The CMMC 2.0 framework was not publicly accessible as of November 29th, 2021. Although regulations are anticipated to be publicly disclosed soon – accompanied by a 60-day window for public feedback – the adjudicative procedure may be stretched into the Fall of 2023.
The good news is that the CMMC for DoD contractors has released some information, mainly via the website for the Office of the Under Secretary of Defense for Acquisition and Sustainment (OUSD A&S) and a notification that was released on the 17th. Following these sources, the following are some critical distinctions between CMMC 2.0 and 1.02:
Scaled-Back Level System
Government agencies were assessed according to five levels of security under CMMC 1.02, with levels 1-3 requiring “Basic,” “Intermediate,” and “Good” cyber hygiene and level 5 requiring an “Advanced” security program. Levels two and four are eliminated by CMMC 2.0, keeping only three grades that closely equate to Level 1, Level 3, and Level 5.
Like the previous Level 1, Level 1 “Foundational” will feature 17 “basic” security measures taken from FAR clause 52.204-21.
Level 2 “Advanced” will contain the 110 parameters in the National Institute of Standards and Technology (NIST) special publication (SP) 800-171, just like the original Level 3 did. However, 20 more regulations have been dropped, leaving only security measures drawn from NIST.
Little was revealed about the enhanced cybersecurity measures at the initial Level 5 at Level 3 “Expert.” The situation is simpler for Level 3 under CMMC 2.0: firms will be expected to adhere to a portion of controls drawn from NIST SP 800-172 in supplementary to the measures from NIST SP 800-171.
In the end, any “CMMC specific security techniques” seem to have been removed from CMMC 2.0, precisely mirroring the fundamental structure of current FAR and NIST regulations. Additionally, unlike in earlier iterations of CMMC, businesses will no longer be assessed for “Process Maturity” or “Institutionalization.”
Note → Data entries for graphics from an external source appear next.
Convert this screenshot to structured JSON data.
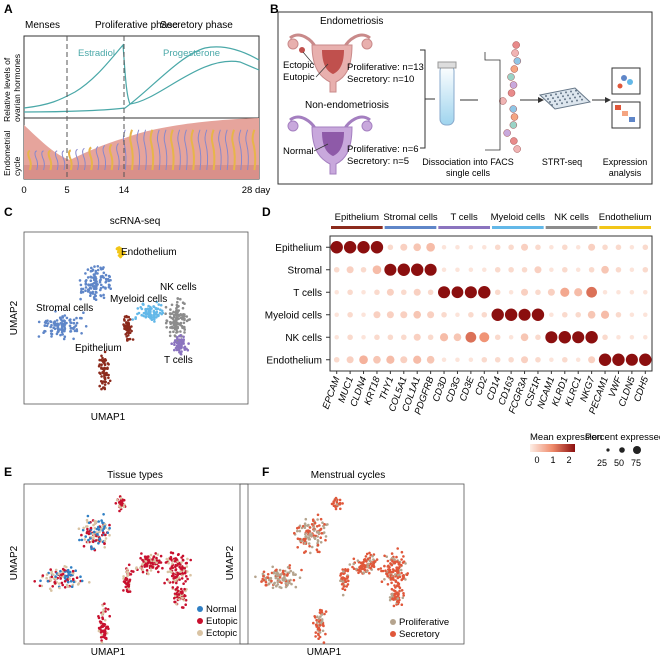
{
  "panels": {
    "A": {
      "letter": "A",
      "phases": [
        "Menses",
        "Proliferative phase",
        "Secretory phase"
      ],
      "hormones": [
        "Estradiol",
        "Progesterone"
      ],
      "y_label_top": [
        "Relative levels of",
        "ovarian hormones"
      ],
      "y_label_bottom": [
        "Endometrial",
        "cycle"
      ],
      "x_ticks": [
        "0",
        "5",
        "14",
        "28 day"
      ],
      "colors": {
        "hormone": "#4aa8a8",
        "tissue": "#d9908a",
        "vessel": "#8888cc",
        "gland": "#e7b54a"
      }
    },
    "B": {
      "letter": "B",
      "endo_title": "Endometriosis",
      "endo_labels": [
        "Ectopic",
        "Eutopic"
      ],
      "endo_counts": [
        "Proliferative: n=13",
        "Secretory: n=10"
      ],
      "non_title": "Non-endometriosis",
      "non_label": "Normal",
      "non_counts": [
        "Proliferative: n=6",
        "Secretory: n=5"
      ],
      "steps": [
        [
          "Dissociation into FACS",
          "single cells"
        ],
        [
          "STRT-seq"
        ],
        [
          "Expression",
          "analysis"
        ]
      ]
    },
    "C": {
      "letter": "C",
      "title": "scRNA-seq",
      "xlabel": "UMAP1",
      "ylabel": "UMAP2",
      "clusters": [
        {
          "label": "Endothelium",
          "color": "#f2c618"
        },
        {
          "label": "NK cells",
          "color": "#8c8c8c"
        },
        {
          "label": "Myeloid cells",
          "color": "#63b8e8"
        },
        {
          "label": "Stromal cells",
          "color": "#5f86c8"
        },
        {
          "label": "Epithelium",
          "color": "#8c2a1c"
        },
        {
          "label": "T cells",
          "color": "#8b74bf"
        }
      ]
    },
    "D": {
      "letter": "D",
      "colorbar_title": "Mean expression",
      "colorbar_ticks": [
        "0",
        "1",
        "2"
      ],
      "size_title": "Percent expressed",
      "size_ticks": [
        "25",
        "50",
        "75"
      ]
    },
    "E": {
      "letter": "E",
      "title": "Tissue types",
      "xlabel": "UMAP1",
      "ylabel": "UMAP2",
      "legend": [
        {
          "label": "Normal",
          "color": "#2f7fc4"
        },
        {
          "label": "Eutopic",
          "color": "#c8102e"
        },
        {
          "label": "Ectopic",
          "color": "#d9c3a3"
        }
      ]
    },
    "F": {
      "letter": "F",
      "title": "Menstrual cycles",
      "xlabel": "UMAP1",
      "ylabel": "UMAP2",
      "legend": [
        {
          "label": "Proliferative",
          "color": "#b5a48e"
        },
        {
          "label": "Secretory",
          "color": "#e0573a"
        }
      ]
    }
  },
  "chart_data": {
    "type": "dotplot",
    "groups": [
      {
        "name": "Epithelium",
        "color": "#8c2a1c",
        "genes": 4
      },
      {
        "name": "Stromal cells",
        "color": "#5f86c8",
        "genes": 4
      },
      {
        "name": "T cells",
        "color": "#8b74bf",
        "genes": 4
      },
      {
        "name": "Myeloid cells",
        "color": "#63b8e8",
        "genes": 4
      },
      {
        "name": "NK cells",
        "color": "#8c8c8c",
        "genes": 4
      },
      {
        "name": "Endothelium",
        "color": "#f2c618",
        "genes": 4
      }
    ],
    "genes": [
      "EPCAM",
      "MUC1",
      "CLDN4",
      "KRT18",
      "THY1",
      "COL5A1",
      "COL1A1",
      "PDGFRB",
      "CD3D",
      "CD3G",
      "CD3E",
      "CD2",
      "CD14",
      "CD163",
      "FCGR3A",
      "CSF1R",
      "NCAM1",
      "KLRD1",
      "KLRC1",
      "NKG7",
      "PECAM1",
      "VWF",
      "CLDN5",
      "CDH5"
    ],
    "cell_types": [
      "Epithelium",
      "Stromal",
      "T cells",
      "Myeloid cells",
      "NK cells",
      "Endothelium"
    ],
    "expression": [
      [
        2.2,
        2.3,
        2.2,
        2.3,
        0.2,
        0.3,
        0.4,
        0.5,
        0.1,
        0.1,
        0.1,
        0.1,
        0.2,
        0.2,
        0.3,
        0.2,
        0.1,
        0.2,
        0.1,
        0.3,
        0.2,
        0.2,
        0.1,
        0.2
      ],
      [
        0.2,
        0.3,
        0.2,
        0.5,
        2.1,
        2.3,
        2.2,
        2.1,
        0.1,
        0.1,
        0.1,
        0.1,
        0.2,
        0.2,
        0.2,
        0.3,
        0.1,
        0.2,
        0.1,
        0.2,
        0.4,
        0.2,
        0.1,
        0.2
      ],
      [
        0.1,
        0.2,
        0.1,
        0.2,
        0.3,
        0.2,
        0.3,
        0.2,
        2.1,
        2.0,
        2.1,
        2.2,
        0.2,
        0.1,
        0.3,
        0.2,
        0.3,
        0.7,
        0.5,
        1.2,
        0.1,
        0.1,
        0.1,
        0.1
      ],
      [
        0.1,
        0.2,
        0.1,
        0.3,
        0.3,
        0.3,
        0.4,
        0.3,
        0.2,
        0.1,
        0.2,
        0.2,
        2.2,
        2.2,
        2.1,
        2.2,
        0.1,
        0.2,
        0.2,
        0.4,
        0.5,
        0.2,
        0.1,
        0.1
      ],
      [
        0.1,
        0.2,
        0.1,
        0.2,
        0.2,
        0.2,
        0.3,
        0.2,
        0.5,
        0.4,
        1.2,
        0.9,
        0.2,
        0.1,
        0.4,
        0.2,
        2.1,
        2.3,
        2.2,
        2.3,
        0.2,
        0.1,
        0.1,
        0.1
      ],
      [
        0.2,
        0.3,
        0.6,
        0.4,
        0.5,
        0.3,
        0.5,
        0.4,
        0.1,
        0.1,
        0.1,
        0.2,
        0.2,
        0.2,
        0.3,
        0.2,
        0.1,
        0.2,
        0.1,
        0.3,
        2.2,
        2.3,
        2.1,
        2.2
      ]
    ],
    "percent": [
      [
        85,
        85,
        85,
        85,
        10,
        20,
        25,
        35,
        5,
        5,
        5,
        5,
        10,
        10,
        20,
        10,
        5,
        10,
        5,
        20,
        10,
        10,
        5,
        10
      ],
      [
        10,
        20,
        10,
        35,
        80,
        85,
        85,
        80,
        5,
        5,
        5,
        5,
        10,
        10,
        10,
        20,
        5,
        10,
        5,
        10,
        25,
        10,
        5,
        10
      ],
      [
        5,
        10,
        5,
        10,
        20,
        10,
        20,
        10,
        80,
        75,
        80,
        85,
        10,
        5,
        20,
        10,
        20,
        40,
        30,
        60,
        5,
        5,
        5,
        5
      ],
      [
        5,
        10,
        5,
        20,
        20,
        20,
        25,
        20,
        10,
        5,
        10,
        10,
        85,
        85,
        80,
        85,
        5,
        10,
        10,
        25,
        30,
        10,
        5,
        5
      ],
      [
        5,
        10,
        5,
        10,
        10,
        10,
        20,
        10,
        30,
        25,
        60,
        50,
        10,
        5,
        25,
        10,
        80,
        85,
        80,
        85,
        10,
        5,
        5,
        5
      ],
      [
        10,
        20,
        35,
        25,
        30,
        20,
        30,
        25,
        5,
        5,
        5,
        10,
        10,
        10,
        20,
        10,
        5,
        10,
        5,
        20,
        85,
        85,
        80,
        85
      ]
    ],
    "colorbar_range": [
      0,
      2
    ],
    "size_levels": [
      25,
      50,
      75
    ]
  }
}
Reduced Need for Third-Party Evaluation
Under CMMC 1.02, regardless of whether they maintained controlled unclassified information (CUI) deemed crucial to national security, all defense contractors were required to submit to evaluation by a third-party assessment organization (C3PAO) once every three years. This criterion has been significantly modified under CMMC 2.0.
140,000 of the approximately 220,000 enterprises in the defense industrial base will fall within Level 1 of CMMC 2.0, necessitating merely a yearly self-assessment under the supervision of a senior-level executive. The same will apply to Level 2 enterprises, or roughly half of them, that do not have “important” CUI.
Companies at Level 3 will be subject to a triennial government evaluation. However, specifics have not yet been released. The remaining 40,000 Level 2 businesses will still be subject to third-party assessment once every three years.
Exceptions and Leniencies that are Expanded
Companies have to be compliant or lose eligibility under CMMC 1.02’s simple contract award requirements. The DoD will be more forgiving under CMMC 2.0, issuing contracts to select firms without CMMC implementation as long as they submit a Plan of Action and Milestones (POA&M) and consent to follow a strict timeline.
A restricted waiver procedure for CMMC DFARS will also be included in CMMC 2.0, allowing firms to forgo some CMMC criteria under certain situations. These concessions would probably not cover mission-critical security controls, but many specifics about the procedure and its reach have not yet been made clear. A waiver procedure, however, constitutes a significant divergence from CMMC 1.02.